Figure 8.

Netrin1a and netrin1b contribute to the proper pathfinding of OR111-7-transgenic axons into and within the olfactory bulb. A–H, Maximum intensity projections of serial confocal optical sections of 3-d-old larvae (ventral view). Anterior is to the top and the midline is to the right. The olfactory bulb is outlined with dashed lines. M–P, Schematics showing control OR111-7:IRES:Gal4; UAS:Citrine projections (green) and mistargeted axons (red) observed upon inhibiting netrin1a, netrin1b or netrin1a and netrin1b together. The thickness of the red lines corresponds roughly to the penetrance of the indicated phenotypes. Netrin1a mRNA (pink dots) is expressed at the telencephalic midline and netrin1b (blue dots) is expressed in the ventral bulb. A, E, M, OR111-7:IRES:Gal4; UAS:Citrine axons (green) project to the central zone (CZ, white arrowhead) and LG1. B–D, N–P, Some OR111-7-transgenic axons misproject posteriorly (posterior, yellow arrowheads) rather than entering the olfactory bulb when Netrin1a, Netrin1b, or both Netrin1a and Netrin1b levels are reduced. F–H, N–P, OR111-7:IRES:Gal4; UAS:Citrine axons also inappropriately stray anteriorly (anterior, yellow arrowheads) in netrin1a, netrin1b, or netrin1 and netrin1b double morphants. I–L, Single confocal optical sections of 3-d-old zebrafish larvae (frontal view). Dorsal is toward the top of the image. Propidium iodide (blue) labels olfactory bulb cells and allows identification of distinct protoglomeruli.

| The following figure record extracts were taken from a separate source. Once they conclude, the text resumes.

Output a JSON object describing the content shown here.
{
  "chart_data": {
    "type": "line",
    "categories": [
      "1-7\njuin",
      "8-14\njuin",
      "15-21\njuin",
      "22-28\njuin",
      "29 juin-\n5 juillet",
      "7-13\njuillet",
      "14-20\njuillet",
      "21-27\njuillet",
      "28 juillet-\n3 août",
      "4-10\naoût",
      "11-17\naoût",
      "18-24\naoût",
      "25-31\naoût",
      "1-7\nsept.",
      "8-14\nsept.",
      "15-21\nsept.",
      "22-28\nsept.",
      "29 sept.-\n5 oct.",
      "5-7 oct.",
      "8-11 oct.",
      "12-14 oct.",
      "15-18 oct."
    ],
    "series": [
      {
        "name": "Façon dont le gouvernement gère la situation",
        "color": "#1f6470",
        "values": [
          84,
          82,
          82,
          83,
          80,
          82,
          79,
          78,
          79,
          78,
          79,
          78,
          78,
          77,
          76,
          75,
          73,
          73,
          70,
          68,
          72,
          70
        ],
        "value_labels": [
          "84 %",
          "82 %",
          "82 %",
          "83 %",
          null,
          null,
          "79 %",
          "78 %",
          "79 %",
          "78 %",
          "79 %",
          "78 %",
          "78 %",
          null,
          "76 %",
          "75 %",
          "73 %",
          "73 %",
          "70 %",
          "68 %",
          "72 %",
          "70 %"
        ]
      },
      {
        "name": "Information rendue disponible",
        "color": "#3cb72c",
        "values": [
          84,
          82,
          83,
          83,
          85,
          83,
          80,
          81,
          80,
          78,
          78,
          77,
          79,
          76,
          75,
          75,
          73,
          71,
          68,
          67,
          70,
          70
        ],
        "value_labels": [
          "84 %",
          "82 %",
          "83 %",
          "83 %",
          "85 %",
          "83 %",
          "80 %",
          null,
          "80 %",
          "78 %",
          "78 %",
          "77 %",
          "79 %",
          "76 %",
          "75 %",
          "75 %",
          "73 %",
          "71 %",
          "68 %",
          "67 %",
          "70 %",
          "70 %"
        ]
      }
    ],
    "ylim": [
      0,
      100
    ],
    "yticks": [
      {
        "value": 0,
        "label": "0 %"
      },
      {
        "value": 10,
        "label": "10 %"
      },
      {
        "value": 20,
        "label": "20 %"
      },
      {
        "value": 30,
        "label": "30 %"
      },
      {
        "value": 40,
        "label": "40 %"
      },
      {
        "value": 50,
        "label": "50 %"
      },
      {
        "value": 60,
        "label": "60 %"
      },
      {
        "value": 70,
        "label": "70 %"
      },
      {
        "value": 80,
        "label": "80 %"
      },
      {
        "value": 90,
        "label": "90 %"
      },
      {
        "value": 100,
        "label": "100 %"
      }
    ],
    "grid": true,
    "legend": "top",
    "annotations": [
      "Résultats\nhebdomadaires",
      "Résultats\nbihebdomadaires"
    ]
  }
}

I, OR111-7 transgene-expressing axons are observed in the central zone (CZ, white arrowhead) in uninjected Control larvae. J, L, Reducing Netrin1a levels or Netrin1a and Netrin1b levels together causes ventral mistargeting of OR111-7 transgene-expressing axons (ventral, yellow arrowhead, schematized in Fig. 5R,T). Scale bar (in L): A–L, 50 μm.